Photo : Candida Richardson

Linda Karshan: Choreographic Aspect (short) 2015 

A unique study of Linda Karshan's feet, capturing the choreographic aspect of her practice.
A Stonedog Production, Directed by Ishmael Annobil

Linda KARSHAN

Linda Karshan is an American artist born in 1947 who lives and works in New York and London. 
Informed by her studies in psychology as well as humanist culture, according to which the universe is numerically ordered, and guided by what she calls her ‘inner choreography, Karshan produces abstract, monochrome performance engravings and drawings that are a direct reflection of the process by which they are created. 
To speak or write about her work is therefore to describe this process, in which the movement of the artist's body plays a central role; a process inspired by her studies under Robert Reed, at Skidmore College, himself a former student and disciple of Josef Albers. 
Since the mid-1990s, Karshan has developed a specific creative process that requires deep concentration but is only partially guided by her intellect : even before entering the studio, she begins to count, in repetitive, rhythmic sequences of varying length. This rhythm continues in the studio and takes hold of her body. Listening to her internal rhythm, the artist leans towards her drawing table, taking care not to touch it, her right arm stretched out in front of her, holding the graphite pencil in her fist and using her opposite leg as a balance, she draws the line that expresses her body's state of balance at that precise moment. The artist then turns the sheet of paper through 90 or 180 degrees, always listening to this internal rhythm that dictates the number of rotations of the sheet and the pressure exerted on the graphite stick. 

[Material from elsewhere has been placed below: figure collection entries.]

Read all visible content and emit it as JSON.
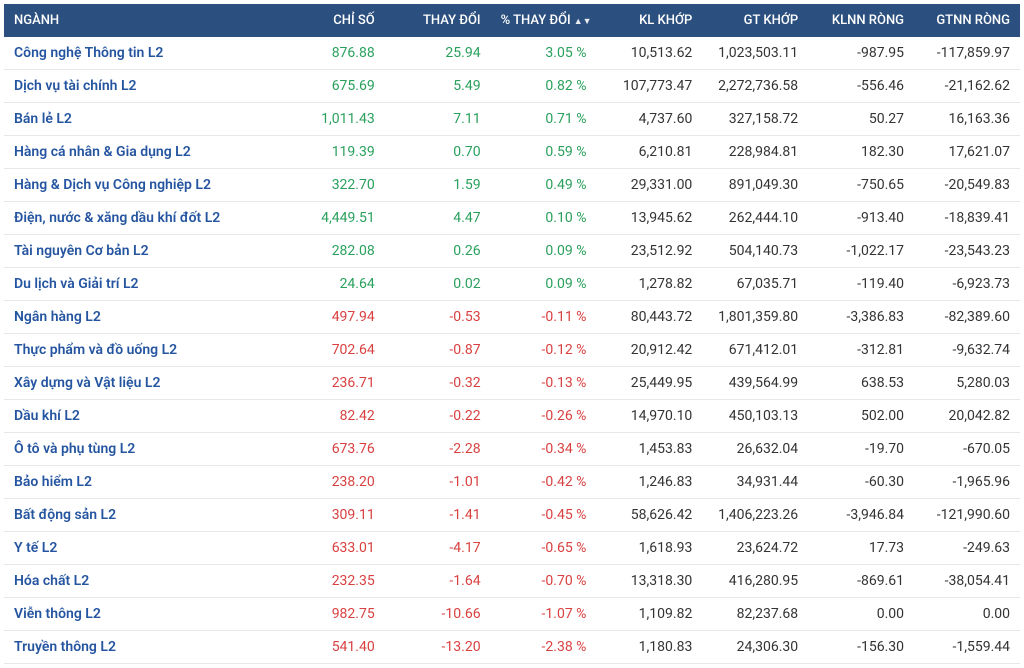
{
  "table": {
    "header_bg": "#2b4f7e",
    "header_text_color": "#ffffff",
    "row_border_color": "#e8e8e8",
    "name_color": "#2555a0",
    "positive_color": "#29a05c",
    "negative_color": "#d94040",
    "neutral_color": "#333333",
    "sort_column": "pct_change",
    "sort_dir": "desc",
    "columns": [
      {
        "key": "name",
        "label": "NGÀNH",
        "align": "left"
      },
      {
        "key": "index",
        "label": "CHỈ SỐ",
        "align": "right"
      },
      {
        "key": "change",
        "label": "THAY ĐỔI",
        "align": "right"
      },
      {
        "key": "pct_change",
        "label": "% THAY ĐỔI",
        "align": "right",
        "sortable": true
      },
      {
        "key": "vol",
        "label": "KL KHỚP",
        "align": "right"
      },
      {
        "key": "val",
        "label": "GT KHỚP",
        "align": "right"
      },
      {
        "key": "fnet_vol",
        "label": "KLNN RÒNG",
        "align": "right"
      },
      {
        "key": "fnet_val",
        "label": "GTNN RÒNG",
        "align": "right"
      }
    ],
    "rows": [
      {
        "name": "Công nghệ Thông tin L2",
        "index": "876.88",
        "change": "25.94",
        "pct_change": "3.05 %",
        "dir": "pos",
        "vol": "10,513.62",
        "val": "1,023,503.11",
        "fnet_vol": "-987.95",
        "fnet_val": "-117,859.97"
      },
      {
        "name": "Dịch vụ tài chính L2",
        "index": "675.69",
        "change": "5.49",
        "pct_change": "0.82 %",
        "dir": "pos",
        "vol": "107,773.47",
        "val": "2,272,736.58",
        "fnet_vol": "-556.46",
        "fnet_val": "-21,162.62"
      },
      {
        "name": "Bán lẻ L2",
        "index": "1,011.43",
        "change": "7.11",
        "pct_change": "0.71 %",
        "dir": "pos",
        "vol": "4,737.60",
        "val": "327,158.72",
        "fnet_vol": "50.27",
        "fnet_val": "16,163.36"
      },
      {
        "name": "Hàng cá nhân & Gia dụng L2",
        "index": "119.39",
        "change": "0.70",
        "pct_change": "0.59 %",
        "dir": "pos",
        "vol": "6,210.81",
        "val": "228,984.81",
        "fnet_vol": "182.30",
        "fnet_val": "17,621.07"
      },
      {
        "name": "Hàng & Dịch vụ Công nghiệp L2",
        "index": "322.70",
        "change": "1.59",
        "pct_change": "0.49 %",
        "dir": "pos",
        "vol": "29,331.00",
        "val": "891,049.30",
        "fnet_vol": "-750.65",
        "fnet_val": "-20,549.83"
      },
      {
        "name": "Điện, nước & xăng dầu khí đốt L2",
        "index": "4,449.51",
        "change": "4.47",
        "pct_change": "0.10 %",
        "dir": "pos",
        "vol": "13,945.62",
        "val": "262,444.10",
        "fnet_vol": "-913.40",
        "fnet_val": "-18,839.41"
      },
      {
        "name": "Tài nguyên Cơ bản L2",
        "index": "282.08",
        "change": "0.26",
        "pct_change": "0.09 %",
        "dir": "pos",
        "vol": "23,512.92",
        "val": "504,140.73",
        "fnet_vol": "-1,022.17",
        "fnet_val": "-23,543.23"
      },
      {
        "name": "Du lịch và Giải trí L2",
        "index": "24.64",
        "change": "0.02",
        "pct_change": "0.09 %",
        "dir": "pos",
        "vol": "1,278.82",
        "val": "67,035.71",
        "fnet_vol": "-119.40",
        "fnet_val": "-6,923.73"
      },
      {
        "name": "Ngân hàng L2",
        "index": "497.94",
        "change": "-0.53",
        "pct_change": "-0.11 %",
        "dir": "neg",
        "vol": "80,443.72",
        "val": "1,801,359.80",
        "fnet_vol": "-3,386.83",
        "fnet_val": "-82,389.60"
      },
      {
        "name": "Thực phẩm và đồ uống L2",
        "index": "702.64",
        "change": "-0.87",
        "pct_change": "-0.12 %",
        "dir": "neg",
        "vol": "20,912.42",
        "val": "671,412.01",
        "fnet_vol": "-312.81",
        "fnet_val": "-9,632.74"
      },
      {
        "name": "Xây dựng và Vật liệu L2",
        "index": "236.71",
        "change": "-0.32",
        "pct_change": "-0.13 %",
        "dir": "neg",
        "vol": "25,449.95",
        "val": "439,564.99",
        "fnet_vol": "638.53",
        "fnet_val": "5,280.03"
      },
      {
        "name": "Dầu khí L2",
        "index": "82.42",
        "change": "-0.22",
        "pct_change": "-0.26 %",
        "dir": "neg",
        "vol": "14,970.10",
        "val": "450,103.13",
        "fnet_vol": "502.00",
        "fnet_val": "20,042.82"
      },
      {
        "name": "Ô tô và phụ tùng L2",
        "index": "673.76",
        "change": "-2.28",
        "pct_change": "-0.34 %",
        "dir": "neg",
        "vol": "1,453.83",
        "val": "26,632.04",
        "fnet_vol": "-19.70",
        "fnet_val": "-670.05"
      },
      {
        "name": "Bảo hiểm L2",
        "index": "238.20",
        "change": "-1.01",
        "pct_change": "-0.42 %",
        "dir": "neg",
        "vol": "1,246.83",
        "val": "34,931.44",
        "fnet_vol": "-60.30",
        "fnet_val": "-1,965.96"
      },
      {
        "name": "Bất động sản L2",
        "index": "309.11",
        "change": "-1.41",
        "pct_change": "-0.45 %",
        "dir": "neg",
        "vol": "58,626.42",
        "val": "1,406,223.26",
        "fnet_vol": "-3,946.84",
        "fnet_val": "-121,990.60"
      },
      {
        "name": "Y tế L2",
        "index": "633.01",
        "change": "-4.17",
        "pct_change": "-0.65 %",
        "dir": "neg",
        "vol": "1,618.93",
        "val": "23,624.72",
        "fnet_vol": "17.73",
        "fnet_val": "-249.63"
      },
      {
        "name": "Hóa chất L2",
        "index": "232.35",
        "change": "-1.64",
        "pct_change": "-0.70 %",
        "dir": "neg",
        "vol": "13,318.30",
        "val": "416,280.95",
        "fnet_vol": "-869.61",
        "fnet_val": "-38,054.41"
      },
      {
        "name": "Viễn thông L2",
        "index": "982.75",
        "change": "-10.66",
        "pct_change": "-1.07 %",
        "dir": "neg",
        "vol": "1,109.82",
        "val": "82,237.68",
        "fnet_vol": "0.00",
        "fnet_val": "0.00"
      },
      {
        "name": "Truyền thông L2",
        "index": "541.40",
        "change": "-13.20",
        "pct_change": "-2.38 %",
        "dir": "neg",
        "vol": "1,180.83",
        "val": "24,306.30",
        "fnet_vol": "-156.30",
        "fnet_val": "-1,559.44"
      }
    ]
  }
}
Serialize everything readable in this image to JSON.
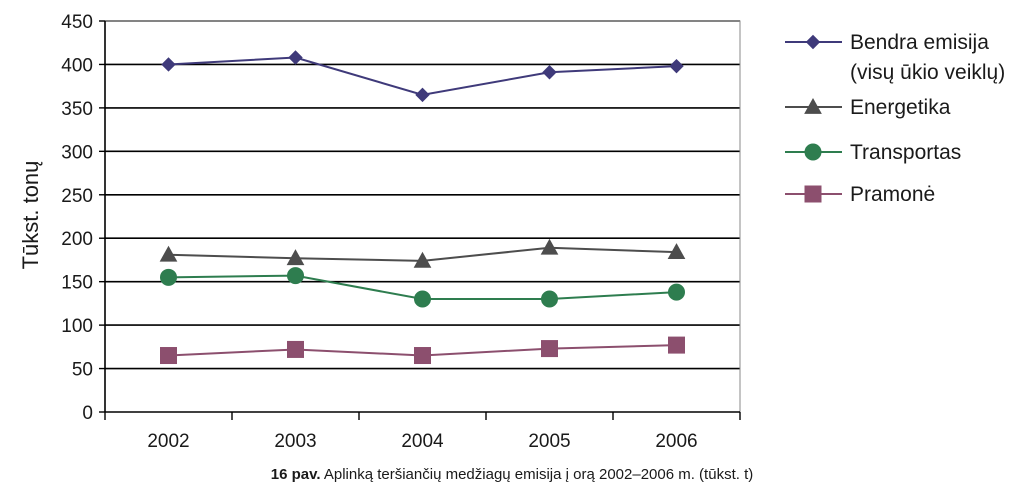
{
  "chart_data": {
    "type": "line",
    "ylabel": "Tūkst. tonų",
    "xlabel": "",
    "categories": [
      "2002",
      "2003",
      "2004",
      "2005",
      "2006"
    ],
    "ylim": [
      0,
      450
    ],
    "yticks": [
      0,
      50,
      100,
      150,
      200,
      250,
      300,
      350,
      400,
      450
    ],
    "grid": true,
    "legend_position": "right",
    "series": [
      {
        "name_line1": "Bendra emisija",
        "name_line2": "(visų ūkio veiklų)",
        "marker": "diamond",
        "color": "#3f3a7a",
        "values": [
          400,
          408,
          365,
          391,
          398
        ]
      },
      {
        "name_line1": "Energetika",
        "name_line2": "",
        "marker": "triangle",
        "color": "#4d4d4d",
        "values": [
          181,
          177,
          174,
          189,
          184
        ]
      },
      {
        "name_line1": "Transportas",
        "name_line2": "",
        "marker": "circle",
        "color": "#2e7d4f",
        "values": [
          155,
          157,
          130,
          130,
          138
        ]
      },
      {
        "name_line1": "Pramonė",
        "name_line2": "",
        "marker": "square",
        "color": "#8c4f6e",
        "values": [
          65,
          72,
          65,
          73,
          77
        ]
      }
    ]
  },
  "caption": {
    "label": "16 pav.",
    "text": " Aplinką teršiančių medžiagų emisija į orą 2002–2006 m. (tūkst. t)"
  }
}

Linda Karshan’s Walked Drawingsbegan in 2018 with a serendipitous moment of visual inspiration. They evolved into a technique of drawing with sound. (…) It is sound, more than anything else, that distinguishes the Walked Drawings from her works on paper. More than the heightened physicality of the visual element, or the novelty of the figure of the artist herself marking her lines in space, it was the echoes of her footsteps – changing from room to room, surface to surface, at times recalling the soft scratching of graphite on good thick paper and at others evoking a sacred choir – that intrigued Karshan and urged her practice onwards. The presence of the artist and her choreography allow each space to speak in its own individual voice.